A very good example was when Coronavirus pandemic hit the world by storm, causing primarily a lot of concerns on our health but also has a very huge impact on most businesses and economies in general. It was something that we did not expect to happen so quickly that turned most businesses around, closing down factories, offices, and stores and for some, permanently lost their businesses. You can’t really do anything but adapt to changes and find new ways to cope and bounce your business back into the market.

But there are also things that happen because of the decisions and mistakes that we make in running our business. Even when we give it our best shot, given clients are best, and produce quality products and services, there are still issues we encounter along the way. 

So what do you do and how do you react when things go wrong outside and within your business?

  • Take ownership and responsibility. 

Back in 2017, Andy Rubin–the founder and CEO of a smartphone company– owned up the mistakes of the company in accidentally sending a lot of customers’ confidential information to strangers. He acknowledged the mistakes, took responsibility, and apologised to all the affected clients, giving them a free one-year subscription to an identity theft protection service.

This is a concrete example of how you should react when you make a mistake: Listening to your client’s complaints, acknowledging the mistake, taking responsibility for all the damage, and taking action to make sure that your customers will not churn after the incident. This would not only save you from losing your clients but also will save your reputation from bad reviews that would be seen by your potential customers.
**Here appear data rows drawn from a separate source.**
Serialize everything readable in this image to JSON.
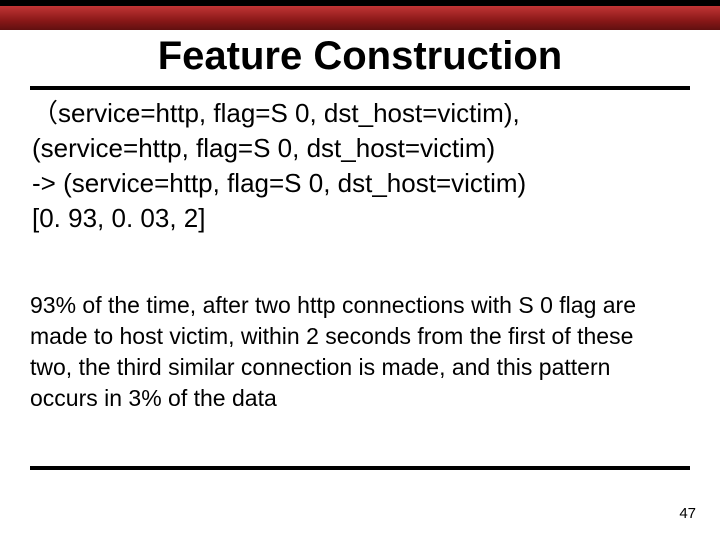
{
  "title": "Feature Construction",
  "rule": {
    "line1": "（service=http, flag=S 0, dst_host=victim),",
    "line2": "(service=http, flag=S 0, dst_host=victim)",
    "line3": "-> (service=http, flag=S 0, dst_host=victim)",
    "line4": "[0. 93, 0. 03, 2]"
  },
  "explanation": "93% of the time, after two http connections with S 0 flag are made to host victim, within 2 seconds from the first of these two, the third similar connection is made, and this pattern occurs in 3% of the data",
  "page_number": "47"
}
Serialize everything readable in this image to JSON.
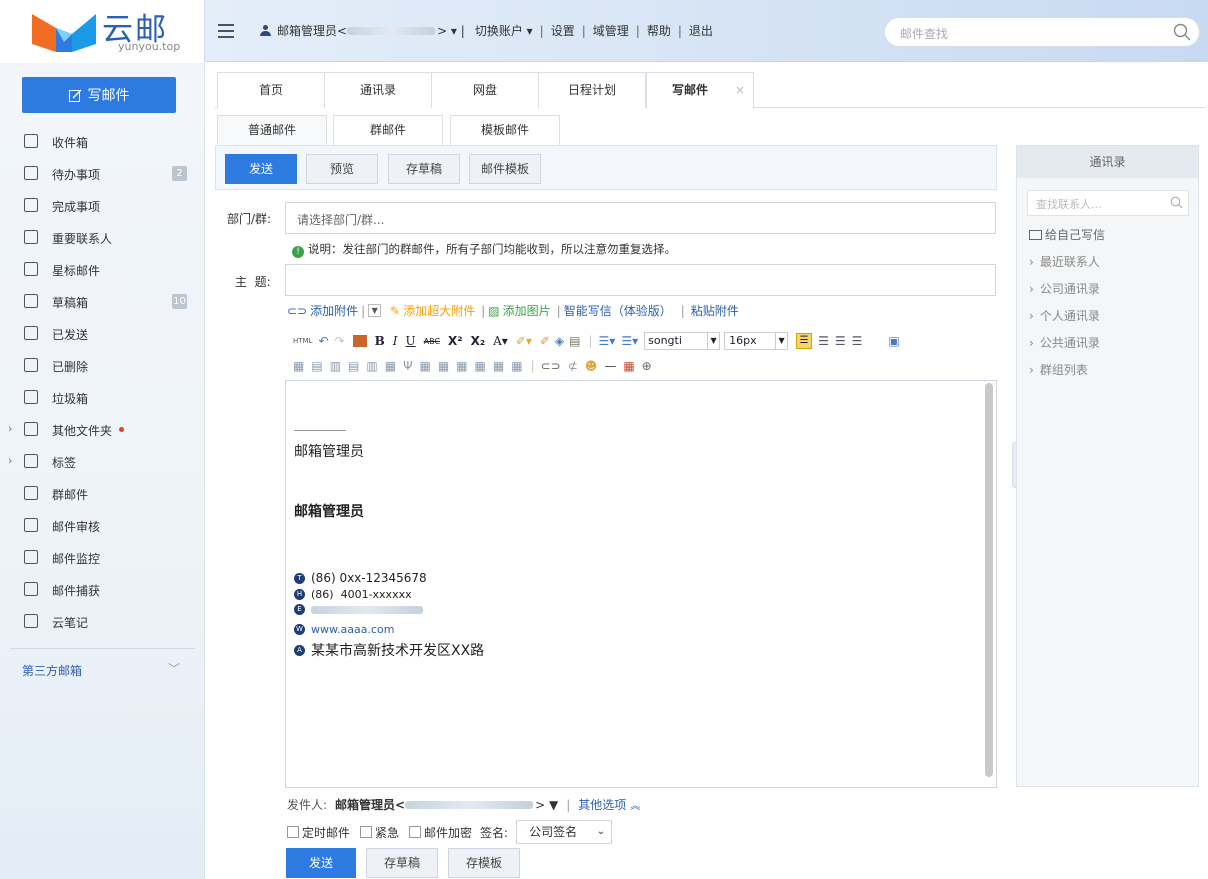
{
  "app": {
    "logo_title": "云邮",
    "logo_sub": "yunyou.top"
  },
  "topnav": {
    "user": "邮箱管理员<",
    "user_end": "> ▾ |",
    "switch_account": "切换账户 ▾",
    "settings": "设置",
    "domain_admin": "域管理",
    "help": "帮助",
    "logout": "退出",
    "search_placeholder": "邮件查找"
  },
  "sidebar": {
    "compose_label": "写邮件",
    "items": [
      {
        "label": "收件箱",
        "icon": "inbox-icon"
      },
      {
        "label": "待办事项",
        "icon": "todo-icon",
        "badge": "2"
      },
      {
        "label": "完成事项",
        "icon": "done-icon"
      },
      {
        "label": "重要联系人",
        "icon": "contact-icon"
      },
      {
        "label": "星标邮件",
        "icon": "star-icon"
      },
      {
        "label": "草稿箱",
        "icon": "draft-icon",
        "badge": "10"
      },
      {
        "label": "已发送",
        "icon": "sent-icon"
      },
      {
        "label": "已删除",
        "icon": "deleted-icon"
      },
      {
        "label": "垃圾箱",
        "icon": "trash-icon"
      },
      {
        "label": "其他文件夹",
        "icon": "folder-icon",
        "arrow": true,
        "dot": true
      },
      {
        "label": "标签",
        "icon": "tag-icon",
        "arrow": true
      },
      {
        "label": "群邮件",
        "icon": "group-icon"
      },
      {
        "label": "邮件审核",
        "icon": "audit-icon"
      },
      {
        "label": "邮件监控",
        "icon": "monitor-icon"
      },
      {
        "label": "邮件捕获",
        "icon": "capture-icon"
      },
      {
        "label": "云笔记",
        "icon": "note-icon"
      }
    ],
    "third_party": "第三方邮箱"
  },
  "tabs": [
    {
      "label": "首页"
    },
    {
      "label": "通讯录"
    },
    {
      "label": "网盘"
    },
    {
      "label": "日程计划"
    },
    {
      "label": "写邮件",
      "active": true
    }
  ],
  "subtabs": [
    "普通邮件",
    "群邮件",
    "模板邮件"
  ],
  "toolbar": {
    "send": "发送",
    "preview": "预览",
    "save_draft": "存草稿",
    "template": "邮件模板"
  },
  "form": {
    "dept_label": "部门/群:",
    "dept_placeholder": "请选择部门/群...",
    "note": "说明：发往部门的群邮件，所有子部门均能收到，所以注意勿重复选择。",
    "subject_label": "主  题:"
  },
  "attach": {
    "add_attachment": "添加附件",
    "add_large": "添加超大附件",
    "add_image": "添加图片",
    "smart_write": "智能写信（体验版）",
    "paste_attach": "粘贴附件"
  },
  "editor": {
    "font": "songti",
    "size": "16px",
    "sig_name1": "邮箱管理员",
    "sig_name2": "邮箱管理员",
    "phone1": "(86) 0xx-12345678",
    "phone2": "(86)  4001-xxxxxx",
    "website": "www.aaaa.com",
    "address": "某某市高新技术开发区XX路"
  },
  "contacts": {
    "title": "通讯录",
    "search_placeholder": "查找联系人...",
    "write_self": "给自己写信",
    "items": [
      "最近联系人",
      "公司通讯录",
      "个人通讯录",
      "公共通讯录",
      "群组列表"
    ]
  },
  "bottom": {
    "sender_label": "发件人:",
    "sender_name": "邮箱管理员<",
    "sender_end": "> ▼",
    "other_options": "其他选项",
    "scheduled": "定时邮件",
    "urgent": "紧急",
    "encrypt": "邮件加密",
    "signature_label": "签名:",
    "signature_value": "公司签名",
    "send": "发送",
    "save_draft": "存草稿",
    "save_template": "存模板"
  },
  "colors": {
    "accent": "#2d7be0",
    "link": "#2b5fb1",
    "success": "#3aa34a",
    "warn": "#f5a000"
  }
}
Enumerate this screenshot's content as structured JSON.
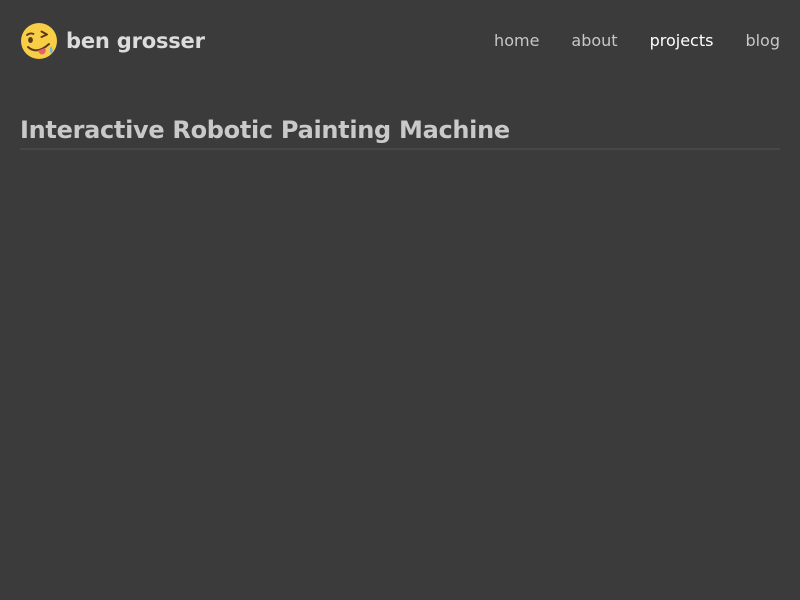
{
  "site": {
    "name": "ben grosser",
    "logo_icon": "winking-tongue-face-icon"
  },
  "nav": {
    "items": [
      {
        "label": "home",
        "active": false
      },
      {
        "label": "about",
        "active": false
      },
      {
        "label": "projects",
        "active": true
      },
      {
        "label": "blog",
        "active": false
      }
    ]
  },
  "page": {
    "title": "Interactive Robotic Painting Machine"
  },
  "colors": {
    "background": "#3b3b3b",
    "text": "#c9c9c9",
    "nav_active": "#ffffff",
    "logo_face": "#f7ce46"
  }
}
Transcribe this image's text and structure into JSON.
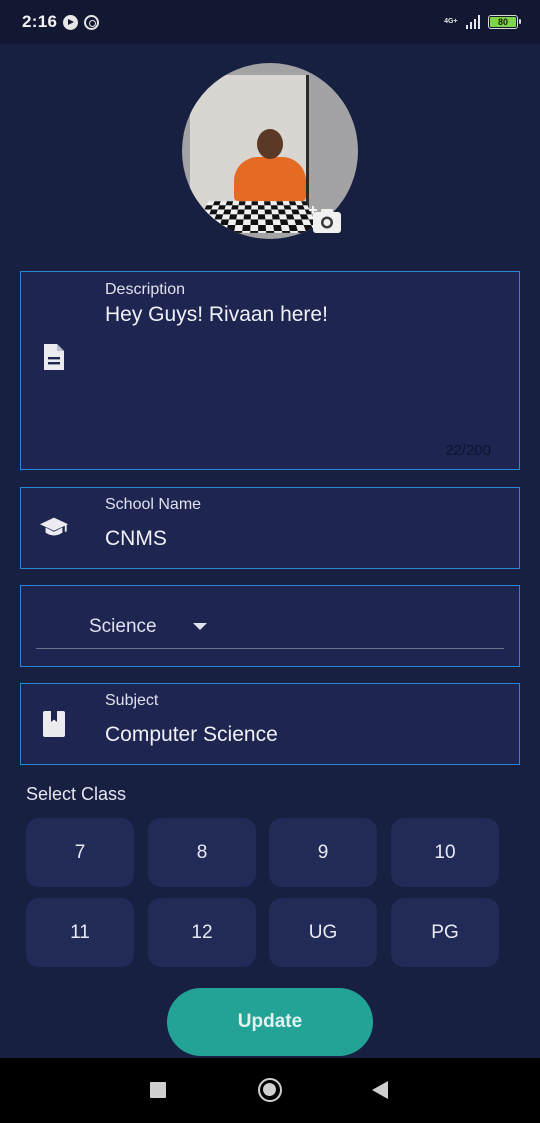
{
  "status_bar": {
    "time": "2:16",
    "network": "4G+",
    "battery": "80",
    "battery_color": "#7cd645"
  },
  "avatar": {
    "image": "profile-photo",
    "edit_icon": "add-photo-icon"
  },
  "form": {
    "description": {
      "label": "Description",
      "value": "Hey Guys! Rivaan here!",
      "counter": "22/200",
      "icon": "document-icon"
    },
    "school": {
      "label": "School Name",
      "value": "CNMS",
      "icon": "graduation-cap-icon"
    },
    "stream": {
      "selected": "Science",
      "icon": "dropdown-arrow-icon"
    },
    "subject": {
      "label": "Subject",
      "value": "Computer Science",
      "icon": "book-icon"
    }
  },
  "select_class": {
    "title": "Select Class",
    "options": [
      "7",
      "8",
      "9",
      "10",
      "11",
      "12",
      "UG",
      "PG"
    ]
  },
  "update_button": {
    "label": "Update",
    "color": "#22a396"
  },
  "colors": {
    "background": "#182042",
    "field_border": "#2c86d6",
    "field_fill": "#1d2550",
    "class_button": "#222b57"
  }
}
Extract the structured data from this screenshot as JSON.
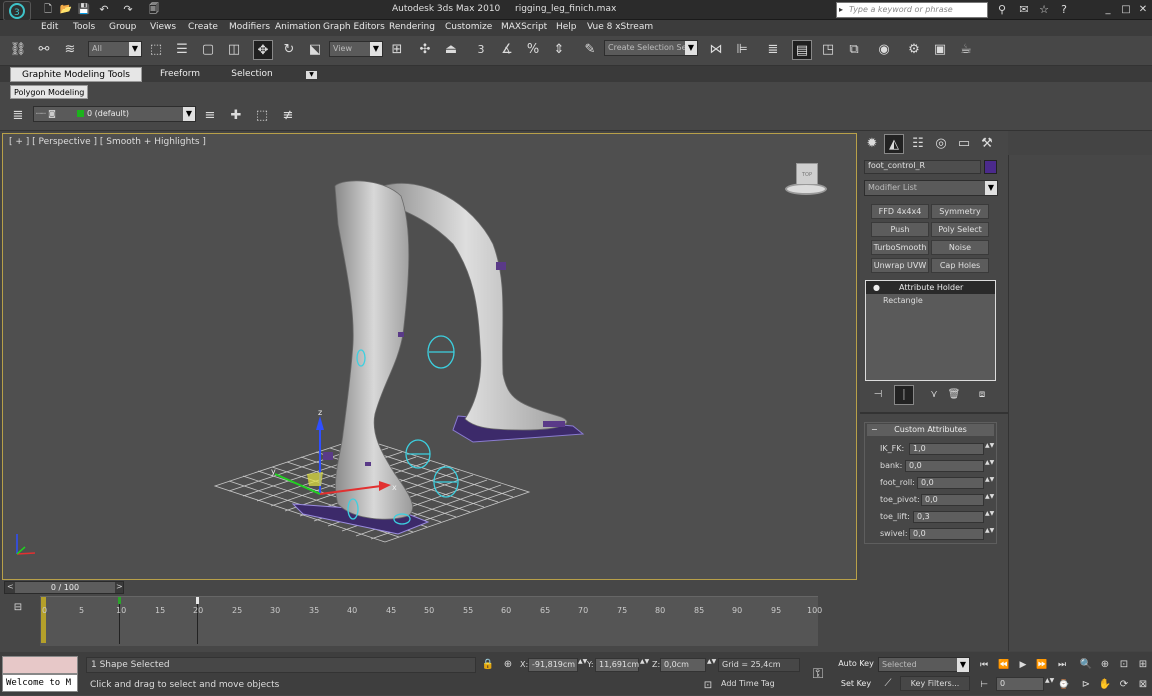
{
  "titlebar": {
    "app_title": "Autodesk 3ds Max  2010",
    "file_name": "rigging_leg_finich.max",
    "search_placeholder": "Type a keyword or phrase",
    "minimize": "_",
    "maximize": "□",
    "close": "✕"
  },
  "menu": [
    "Edit",
    "Tools",
    "Group",
    "Views",
    "Create",
    "Modifiers",
    "Animation",
    "Graph Editors",
    "Rendering",
    "Customize",
    "MAXScript",
    "Help",
    "Vue 8 xStream"
  ],
  "toolbar": {
    "selection_filter": "All",
    "ref_coord": "View",
    "snap_num": "3",
    "named_selection_placeholder": "Create Selection Se"
  },
  "ribbon": {
    "tabs": [
      "Graphite Modeling Tools",
      "Freeform",
      "Selection"
    ],
    "sub_tab": "Polygon Modeling"
  },
  "layer": {
    "current": "0 (default)"
  },
  "viewport": {
    "label": "[ + ] [ Perspective ] [ Smooth + Highlights ]",
    "viewcube_label": "TOP"
  },
  "command_panel": {
    "object_name": "foot_control_R",
    "object_color": "#4b2a8c",
    "modifier_list": "Modifier List",
    "modifier_buttons": [
      "FFD 4x4x4",
      "Symmetry",
      "Push",
      "Poly Select",
      "TurboSmooth",
      "Noise",
      "Unwrap UVW",
      "Cap Holes"
    ],
    "stack": {
      "selected": "Attribute Holder",
      "base": "Rectangle"
    },
    "rollout_title": "Custom Attributes",
    "rollout_toggle": "−",
    "attributes": [
      {
        "name": "IK_FK:",
        "value": "1,0"
      },
      {
        "name": "bank:",
        "value": "0,0"
      },
      {
        "name": "foot_roll:",
        "value": "0,0"
      },
      {
        "name": "toe_pivot:",
        "value": "0,0"
      },
      {
        "name": "toe_lift:",
        "value": "0,3"
      },
      {
        "name": "swivel:",
        "value": "0,0"
      }
    ]
  },
  "timeline": {
    "slider": "0 / 100",
    "prev": "<",
    "next": ">",
    "ticks": [
      "0",
      "5",
      "10",
      "15",
      "20",
      "25",
      "30",
      "35",
      "40",
      "45",
      "50",
      "55",
      "60",
      "65",
      "70",
      "75",
      "80",
      "85",
      "90",
      "95",
      "100"
    ]
  },
  "status": {
    "listener": "Welcome to M",
    "selection": "1 Shape Selected",
    "prompt": "Click and drag to select and move objects",
    "x_label": "X:",
    "x": "-91,819cm",
    "y_label": "Y:",
    "y": "11,691cm",
    "z_label": "Z:",
    "z": "0,0cm",
    "grid": "Grid = 25,4cm",
    "add_time_tag": "Add Time Tag",
    "auto_key": "Auto Key",
    "set_key": "Set Key",
    "key_mode": "Selected",
    "key_filters": "Key Filters...",
    "frame": "0"
  }
}
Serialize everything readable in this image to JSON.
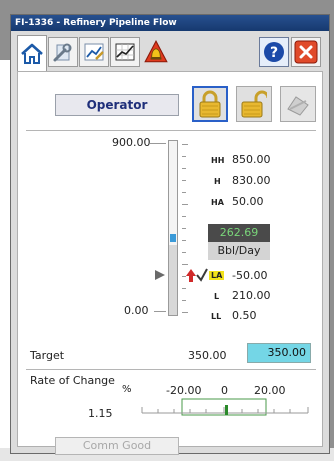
{
  "window": {
    "title": "FI-1336 - Refinery Pipeline Flow"
  },
  "toolbar": {
    "tabs": [
      {
        "icon": "home-icon"
      },
      {
        "icon": "wrench-icon"
      },
      {
        "icon": "trend-edit-icon"
      },
      {
        "icon": "trend-chart-icon"
      },
      {
        "icon": "alarm-icon"
      }
    ],
    "help_icon": "help-icon",
    "close_icon": "close-icon"
  },
  "mode": {
    "label": "Operator"
  },
  "locks": {
    "locked_icon": "lock-closed-icon",
    "unlocked_icon": "lock-open-icon",
    "reset_icon": "reset-icon"
  },
  "scale": {
    "max": "900.00",
    "min": "0.00"
  },
  "alarms": [
    {
      "tag": "HH",
      "value": "850.00"
    },
    {
      "tag": "H",
      "value": "830.00"
    },
    {
      "tag": "HA",
      "value": "50.00"
    },
    {
      "tag": "LA",
      "value": "-50.00"
    },
    {
      "tag": "L",
      "value": "210.00"
    },
    {
      "tag": "LL",
      "value": "0.50"
    }
  ],
  "pv": {
    "value": "262.69",
    "units": "Bbl/Day"
  },
  "target": {
    "label": "Target",
    "readback": "350.00",
    "input_value": "350.00"
  },
  "rate_of_change": {
    "label": "Rate of Change",
    "unit": "%",
    "value": "1.15",
    "scale_labels": [
      "-20.00",
      "0",
      "20.00"
    ]
  },
  "status": {
    "comm": "Comm Good"
  },
  "colors": {
    "titlebar": "#1f4a8a",
    "pv_text": "#7ad67a",
    "target_input": "#74d6e6",
    "lock_border": "#2a60c8"
  }
}
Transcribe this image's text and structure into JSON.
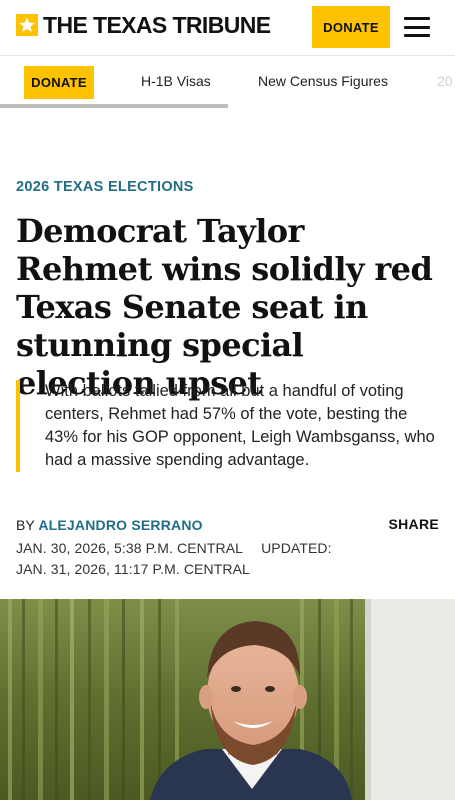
{
  "header": {
    "logo_text": "THE TEXAS TRIBUNE",
    "donate_label": "DONATE"
  },
  "nav": {
    "donate_label": "DONATE",
    "links": [
      "H-1B Visas",
      "New Census Figures",
      "20"
    ]
  },
  "article": {
    "kicker": "2026 TEXAS ELECTIONS",
    "headline": "Democrat Taylor Rehmet wins solidly red Texas Senate seat in stunning special election upset",
    "dek": "With ballots tallied from all but a handful of voting centers, Rehmet had 57% of the vote, besting the 43% for his GOP opponent, Leigh Wambsganss, who had a massive spending advantage.",
    "byline_prefix": "BY",
    "author": "Alejandro Serrano",
    "share_label": "SHARE",
    "published": "JAN. 30, 2026, 5:38 P.M. CENTRAL",
    "updated_label": "UPDATED:",
    "updated": "JAN. 31, 2026, 11:17 P.M. CENTRAL"
  },
  "colors": {
    "accent_yellow": "#ffc200",
    "kicker_teal": "#1f6e86"
  },
  "icons": {
    "logo": "star-icon",
    "menu": "hamburger-menu-icon"
  }
}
  • Don’t feed your customers with your problems.

Things have been piling up in your work office. You have a lot of workloads, a lot of plans for your company, things to delegate, and much more. Sometimes, you just feel like sharing it with other people just for the sake of unburdening yourself with things to do, even with your clients especially when you’re close with them. 

While this seems to be okay and acceptable, sharing your problems with your customers is not really a bright idea for your business facade as well as your image as a professional. What we also don’t know is that they also have problems in their personal or work lives, that sharing your own would likely add up to the negativities they feel or some really don’t care about your own problems. It’s best to share your problems with the persons you really trust like your family members, relatives, friends, or even your life coach.

  • Learn something from your last mistake. 

They say that the best teacher is your experience, however, some really say that the best teacher is your last mistake. Why?

When you commit a mistake, you will most likely do something about it, right? Especially in your work or business. Just like my previous example, a company made a mistake in sending personal information. Instead of pointing fingers with your team members, you should take accept that mistakes are inevitable, take responsibility, and do something about it.

How you deal with all these mistakes will make you grow as a boss, an entrepreneur, or a business owner. You will eventually learn from your personal experience so you would not commit the same mistakes again or whenever you would face the same situation, you would likely choose another path or make another decision. 

Growing your business requires you to be patient not just with your team but also with yourself. We learn not only from the past mistakes we encounter within the business but also with other people’s experiences. The ability to accept that things will go wrong one way or another is part of running your business. Adapting to these circumstances is another thing and doing something about them would make your business grow stronger, better, and more successful.